Dans son premier roman* publié aux Presses du Midi, Arlette Gélabert décortique l'histoire d’une amitié de près de quarante ans qui prend fin sur une terrasse de café parisien.

Louise et Clément se connaissent depuis l’adolescence. Lui est « orphelin de cœur, doublement abandonné d’abord par son père, puis par sa mère » submergée par les difficultés de sa vie de mère célibataire. C’est auprès de sa femme Solène qu’il a trouvé refuge, une épouse castratrice, symbole de la femme nourricière, avec qui il tente de construire la famille qu’il n’a pas eue. C’est un père exemplaire et un mari aimant, qui a abandonné ses idéaux de jeunesse pour une vie rangée.
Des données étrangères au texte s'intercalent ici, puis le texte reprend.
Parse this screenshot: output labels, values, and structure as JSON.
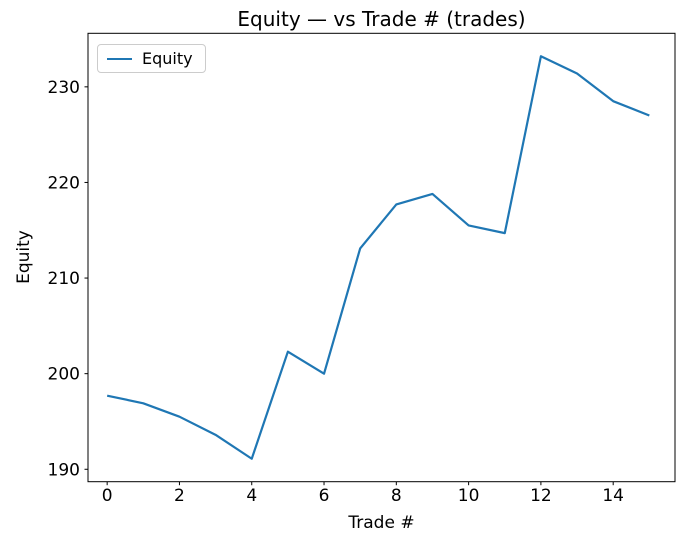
{
  "figure": {
    "background": "#ffffff"
  },
  "chart_data": {
    "type": "line",
    "title": "Equity — vs Trade # (trades)",
    "xlabel": "Trade #",
    "ylabel": "Equity",
    "x": [
      0,
      1,
      2,
      3,
      4,
      5,
      6,
      7,
      8,
      9,
      10,
      11,
      12,
      13,
      14,
      15
    ],
    "series": [
      {
        "name": "Equity",
        "color": "#1f77b4",
        "values": [
          197.7,
          196.9,
          195.5,
          193.6,
          191.1,
          202.3,
          200.0,
          213.1,
          217.7,
          218.8,
          215.5,
          214.7,
          233.2,
          231.4,
          228.5,
          227.0
        ]
      }
    ],
    "xlim": [
      -0.53,
      15.71
    ],
    "ylim": [
      188.7,
      235.6
    ],
    "xticks": [
      0,
      2,
      4,
      6,
      8,
      10,
      12,
      14
    ],
    "yticks": [
      190,
      200,
      210,
      220,
      230
    ],
    "grid": false,
    "legend": {
      "position": "upper-left",
      "entries": [
        "Equity"
      ]
    },
    "axis_color": "#000000",
    "legend_border_color": "#cccccc"
  }
}
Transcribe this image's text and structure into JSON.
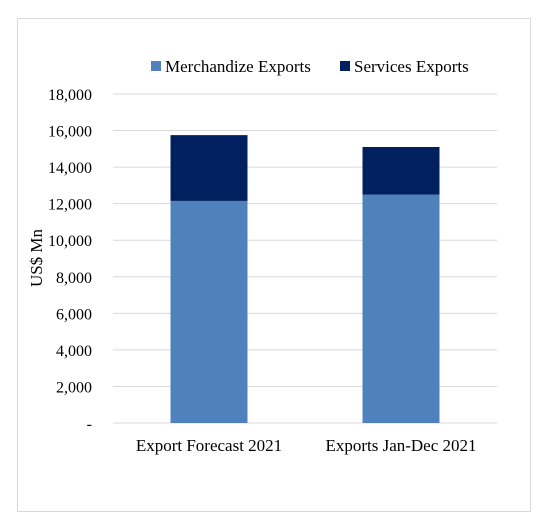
{
  "chart_data": {
    "type": "bar",
    "stacked": true,
    "categories": [
      "Export Forecast 2021",
      "Exports Jan-Dec 2021"
    ],
    "series": [
      {
        "name": "Merchandize Exports",
        "values": [
          12150,
          12500
        ],
        "color": "#4f81bd"
      },
      {
        "name": "Services Exports",
        "values": [
          3600,
          2600
        ],
        "color": "#002060"
      }
    ],
    "ylabel": "US$ Mn",
    "xlabel": "",
    "ylim": [
      0,
      18000
    ],
    "yticks": [
      0,
      2000,
      4000,
      6000,
      8000,
      10000,
      12000,
      14000,
      16000,
      18000
    ],
    "ytick_labels": [
      "-",
      "2,000",
      "4,000",
      "6,000",
      "8,000",
      "10,000",
      "12,000",
      "14,000",
      "16,000",
      "18,000"
    ],
    "grid": true,
    "legend_position": "top-right"
  }
}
Elle, la narratrice, est son contraire. Happée par l’amour, le travail, les copains, l’amitié, elle a brûlé la chandelle par les deux bouts, portant en bandoulière sa devise « Brassens et sa Non-demande en mariage ». Et, malgré sa bienveillance, c’est un regard acide qu’elle pose sur la famille de son ami. Cette amitié va pourtant exploser en plein vol lorsque Elodie, la fille aînée de Clément, va révéler son homosexualité à ses parents lors d’un déjeuner en amenant sa petite amie du moment. Ils désapprouvent. C’en est trop pour Louise. Elle ne comprend plus cet ami qui dans le passé avait toujours été tourné vers les autres, tant qu’elle se moquait souvent de son empathie pour tous les laissés-pour-compte de la vie. Le thème de l’homosexualité n’est pas au centre du récit, il se justifie comme un élément déclencheur pour raconter les souffrances et les blessures d’ego.

Arlette Gélabert nous plonge dans un roman construit comme une pièce de théâtre intimiste. A chaque acte, son lieu, son dialogue et son événement, présent et passé. Le lecteur est invité à explorer furtivement le hors-scène, cet espace où se déroulent ou sont censés se dérouler des événements en dehors du champ de perception du public.

La plume est vive, incisive, tissant acte après acte le récit d’une relation qui s’anémie au fil de la vie.

* Arlette Gélabert vit en région nazairienne. Elle avait autoédité en 2019 une dystopie en deux tomes, Ils rêvaient d’un autre monde, qui plongeait le lecteur dans les années 2040 après la “Grande catastrophe” qui avait ravagé le monde et vu naître des régimes totalitaires. (Archive Estuaire novembre 2019).